Check Your Beneficiary Designations

Money 2000 and Beyond     Who is going to get what you someday leave behind in those tax-deferred retirement accounts? And, maybe even more important, how will they get it? Beneficiary designations for IRAs and retirement plans are important estate-planning tools and should not be overlooked.

    Many retirees roll their retirement plans into IRA rollover accounts. This will defer taxes on the investment growth in their portfolio. There is no point in paying taxes before you have to, and certainly a lot of attention should be given to this aspect of estate planning. Sometimes, however, not enough attention is paid to the task of designation of beneficiaries of these accounts.

    Retirement funds and IRA rollovers are often the largest investment asset that a retiree has. They produce a retirement income stream that replaces the paycheck you get when you were working. This "paycheck" can continue uninterrupted, even after the retiree's death if the beneficiaries have been designated correctly.

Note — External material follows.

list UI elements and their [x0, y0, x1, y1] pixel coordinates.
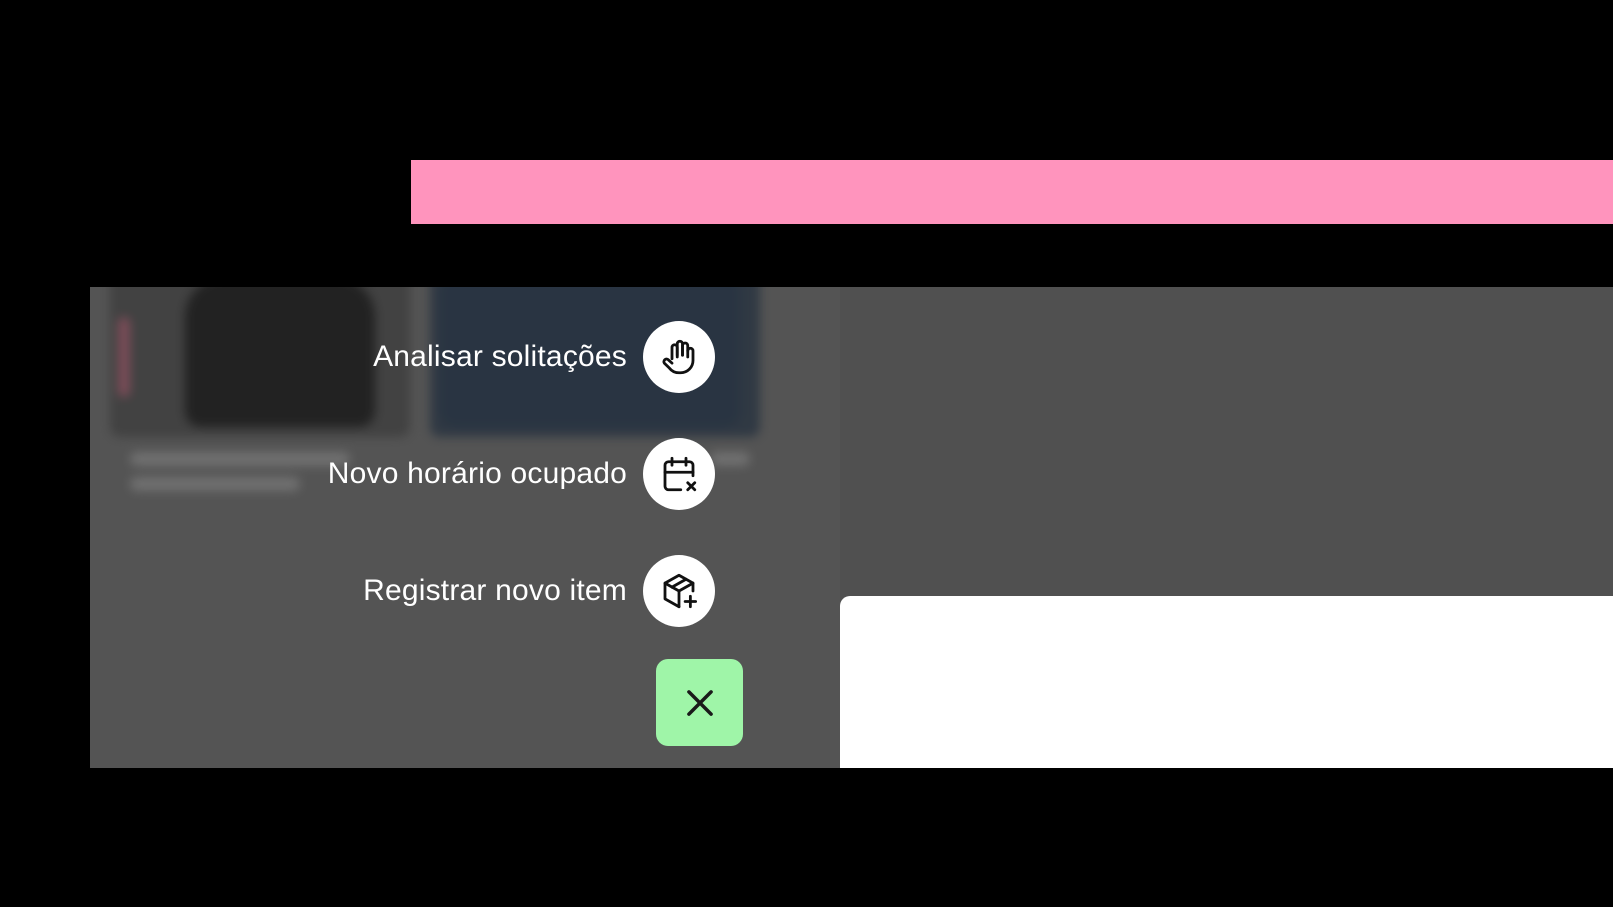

    In most cases, the retiree should designate his or her spouse as the primary beneficiary. Upon the death of the account owner, the beneficiary can then roll the retirement plan assets into his or her own IRA rollover account tax free.

If the surviving spouse has not reached the age of 59 ½, the age the 10% penalty disappears, then he or she can treat the IRA as a "spousal beneficiary IRA". This provision of the tax code allows spousal beneficiaries to take distributions from their inherited IRA accounts without having to pay the 10% penalty. Clearly, then, this is very important if that retirement plan or IRA rollover account contributes a major share of income to that "retirement paycheck" stream.

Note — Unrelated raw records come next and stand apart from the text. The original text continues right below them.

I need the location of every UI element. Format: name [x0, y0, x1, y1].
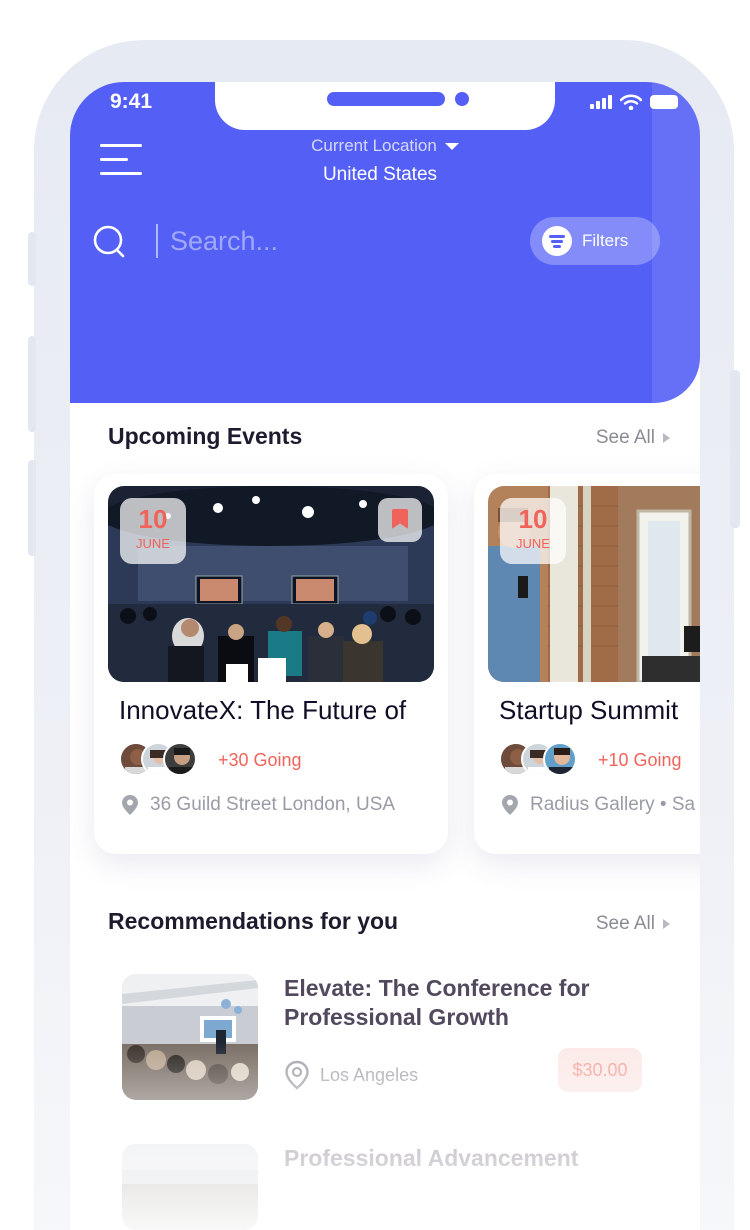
phone-screen: 9:41 Current Location United States Sear… — [70, 82, 700, 1230]
wifi-icon — [620, 94, 642, 110]
avatar — [163, 742, 197, 776]
filter-icon — [542, 226, 572, 256]
current-location-label[interactable]: Current Location — [70, 136, 700, 156]
event-date-badge: 10 JUNE — [120, 498, 186, 564]
attendee-avatars — [119, 742, 209, 776]
status-icons — [590, 92, 678, 112]
speaker-bar — [327, 92, 445, 106]
recommendations-see-all-link[interactable]: See All — [596, 913, 670, 935]
upcoming-events-title: Upcoming Events — [108, 423, 303, 449]
upcoming-see-all-link[interactable]: See All — [596, 427, 670, 449]
battery-icon — [650, 95, 678, 109]
event-date-badge: 10 JUNE — [500, 498, 566, 564]
search-icon[interactable] — [92, 224, 128, 260]
filters-label: Filters — [582, 231, 629, 250]
signal-icon — [590, 95, 612, 109]
event-card[interactable]: 10 JUNE InnovateX: The Future of +30 Goi… — [94, 474, 448, 854]
filters-button[interactable]: Filters — [530, 217, 660, 265]
event-image: 10 JUNE — [488, 486, 700, 682]
location-pin-icon — [285, 1060, 309, 1090]
phone-mute-button — [28, 232, 36, 286]
event-image: 10 JUNE — [108, 486, 434, 682]
going-count: +30 Going — [218, 750, 302, 770]
address-text: 36 Guild Street London, USA — [150, 794, 396, 815]
app-mockup: 9:41 Current Location United States Sear… — [0, 0, 750, 1230]
location-pin-icon — [122, 795, 138, 815]
phone-power-button — [730, 370, 740, 528]
camera-notch — [215, 82, 555, 130]
event-day: 10 — [518, 504, 548, 534]
recommendation-thumbnail[interactable] — [122, 1144, 258, 1230]
recommendation-location: Los Angeles — [284, 1060, 418, 1090]
conference-room-photo — [122, 974, 258, 1100]
event-title: Startup Summit — [499, 695, 679, 725]
going-count: +10 Going — [598, 750, 682, 770]
see-all-label: See All — [595, 913, 655, 934]
bookmark-icon[interactable] — [378, 498, 422, 542]
camera-dot — [455, 92, 469, 106]
chevron-down-icon — [444, 143, 459, 151]
event-day: 10 — [138, 504, 168, 534]
location-text: Los Angeles — [320, 1064, 419, 1085]
status-time: 9:41 — [110, 90, 153, 113]
chevron-right-icon — [663, 433, 670, 443]
event-card[interactable]: 10 JUNE Startup Summit +10 Going Radius … — [474, 474, 700, 854]
address-text: Radius Gallery • Sa — [530, 794, 696, 815]
event-photo — [122, 1144, 258, 1230]
see-all-label: See All — [595, 427, 655, 448]
event-month: JUNE — [516, 536, 550, 551]
recommendation-title[interactable]: Elevate: The Conference for Professional… — [284, 974, 654, 1032]
search-input[interactable] — [156, 224, 486, 258]
attendee-avatars — [499, 742, 589, 776]
recommendations-title: Recommendations for you — [108, 908, 399, 934]
current-location-text: Current Location — [311, 136, 437, 155]
current-location-value[interactable]: United States — [70, 164, 690, 186]
chevron-right-icon — [663, 919, 670, 929]
location-pin-icon — [502, 795, 518, 815]
event-title: InnovateX: The Future of — [119, 695, 407, 725]
price-badge: $30.00 — [558, 1048, 642, 1092]
event-address: 36 Guild Street London, USA — [122, 794, 395, 816]
event-month: JUNE — [136, 536, 170, 551]
event-address: Radius Gallery • Sa — [502, 794, 695, 816]
recommendation-thumbnail[interactable] — [122, 974, 258, 1100]
avatar — [543, 742, 577, 776]
phone-volume-up-button — [28, 336, 36, 432]
phone-volume-down-button — [28, 460, 36, 556]
recommendation-title[interactable]: Professional Advancement — [284, 1144, 654, 1173]
header: 9:41 Current Location United States Sear… — [70, 82, 700, 403]
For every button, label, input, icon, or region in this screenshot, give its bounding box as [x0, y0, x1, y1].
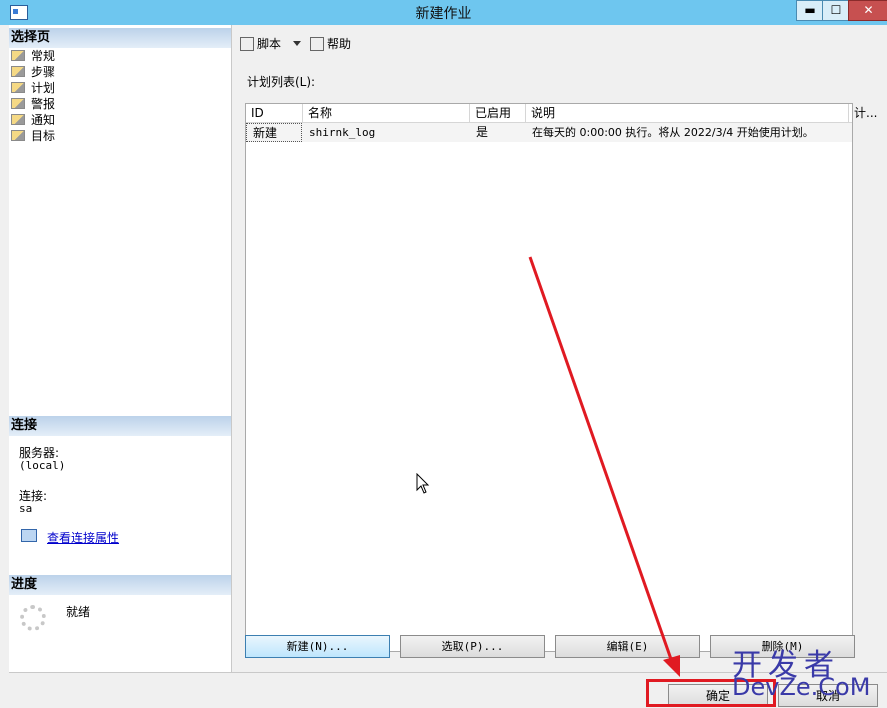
cell-name: shirnk_log — [309, 126, 376, 139]
page-item-label: 目标 — [31, 129, 56, 143]
page-icon — [11, 82, 25, 93]
page-item-label: 通知 — [31, 113, 56, 127]
server-value: (local) — [19, 459, 66, 472]
column-header-description[interactable]: 说明 — [526, 104, 849, 122]
column-header-jobs[interactable]: 计... — [849, 104, 883, 122]
mouse-cursor-icon — [416, 473, 430, 494]
script-dropdown-arrow-icon[interactable] — [293, 41, 301, 46]
connection-value: sa — [19, 502, 33, 515]
progress-status: 就绪 — [66, 605, 91, 619]
connection-header: 连接 — [9, 416, 231, 436]
grid-header: ID 名称 已启用 说明 计... — [246, 104, 877, 123]
page-icon — [11, 50, 25, 61]
column-header-enabled[interactable]: 已启用 — [470, 104, 526, 122]
cell-id[interactable]: 新建 — [246, 123, 302, 142]
connection-label: 连接: — [19, 489, 48, 503]
main-panel: 脚本 帮助 计划列表(L): ID 名称 已启用 说明 计... 新建 shir… — [232, 25, 887, 672]
progress-spinner-icon — [20, 605, 46, 631]
page-icon — [11, 130, 25, 141]
connection-properties-icon — [21, 529, 37, 542]
minimize-button[interactable]: ▬ — [796, 0, 824, 21]
view-connection-properties-link[interactable]: 查看连接属性 — [47, 529, 119, 546]
cell-enabled: 是 — [476, 125, 489, 139]
cell-description: 在每天的 0:00:00 执行。将从 2022/3/4 开始使用计划。 — [532, 126, 814, 139]
page-item-label: 警报 — [31, 97, 56, 111]
window-titlebar[interactable]: 新建作业 ▬ ☐ ✕ — [0, 0, 887, 25]
new-schedule-button[interactable]: 新建(N)... — [245, 635, 390, 658]
script-icon — [240, 37, 254, 51]
window-title: 新建作业 — [415, 6, 472, 22]
help-label: 帮助 — [327, 37, 352, 51]
toolbar: 脚本 帮助 — [232, 25, 887, 57]
pick-schedule-button[interactable]: 选取(P)... — [400, 635, 545, 658]
help-icon — [310, 37, 324, 51]
maximize-button[interactable]: ☐ — [822, 0, 850, 21]
script-button[interactable]: 脚本 — [240, 35, 281, 52]
watermark-en: DevZe.CoM — [732, 673, 871, 701]
page-item-label: 常规 — [31, 49, 56, 63]
page-item-steps[interactable]: 步骤 — [11, 64, 55, 80]
left-panel: 选择页 常规 步骤 计划 警报 通知 目标 连接 服务器: (local) 连接… — [9, 25, 232, 672]
column-header-id[interactable]: ID — [246, 104, 303, 122]
page-icon — [11, 114, 25, 125]
progress-header: 进度 — [9, 575, 231, 595]
page-item-general[interactable]: 常规 — [11, 48, 55, 64]
table-row[interactable]: 新建 shirnk_log 是 在每天的 0:00:00 执行。将从 2022/… — [246, 123, 852, 142]
server-label: 服务器: — [19, 446, 60, 460]
page-icon — [11, 98, 25, 109]
select-page-header: 选择页 — [9, 28, 231, 48]
page-item-notifications[interactable]: 通知 — [11, 112, 55, 128]
watermark: 开发者 DevZe.CoM — [730, 640, 887, 707]
schedule-list-label: 计划列表(L): — [247, 75, 316, 89]
page-item-label: 计划 — [31, 81, 56, 95]
help-button[interactable]: 帮助 — [310, 35, 351, 52]
script-label: 脚本 — [257, 37, 282, 51]
close-button[interactable]: ✕ — [848, 0, 887, 21]
edit-schedule-button[interactable]: 编辑(E) — [555, 635, 700, 658]
page-icon — [11, 66, 25, 77]
page-item-alerts[interactable]: 警报 — [11, 96, 55, 112]
page-item-targets[interactable]: 目标 — [11, 128, 55, 144]
schedule-grid[interactable]: ID 名称 已启用 说明 计... 新建 shirnk_log 是 在每天的 0… — [245, 103, 877, 652]
page-item-schedules[interactable]: 计划 — [11, 80, 55, 96]
page-item-label: 步骤 — [31, 65, 56, 79]
column-header-name[interactable]: 名称 — [303, 104, 470, 122]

For those who are over age 59 ½ and inherit an IRA, this account can be rolled into one that is wholly owned by the survivor. The survivor and owner of this account then can-and should-designate his or her own beneficiary, with the same considerations in mind.

In most cases, you should never name your estate as the beneficiary of your IRA or retirement plan, and there are good reasons for this. On the death of the owner of the account in which the estate has been named the beneficiary, the required minimum distribution is based on the owner's remaining life expectancy, calculated in the year of death. If this is done, tax deferral of an IRA or retirement fund, that could have been passed from one generation to the next, may be lost forever.

It is a fact of financial planning that a well-structured estate plan can keep your family from squabbling after you are gone. If you make careful designations of the beneficiaries of your retirement assets, you not only can keep the peace, but also make your loved ones pretty happy for many years to come.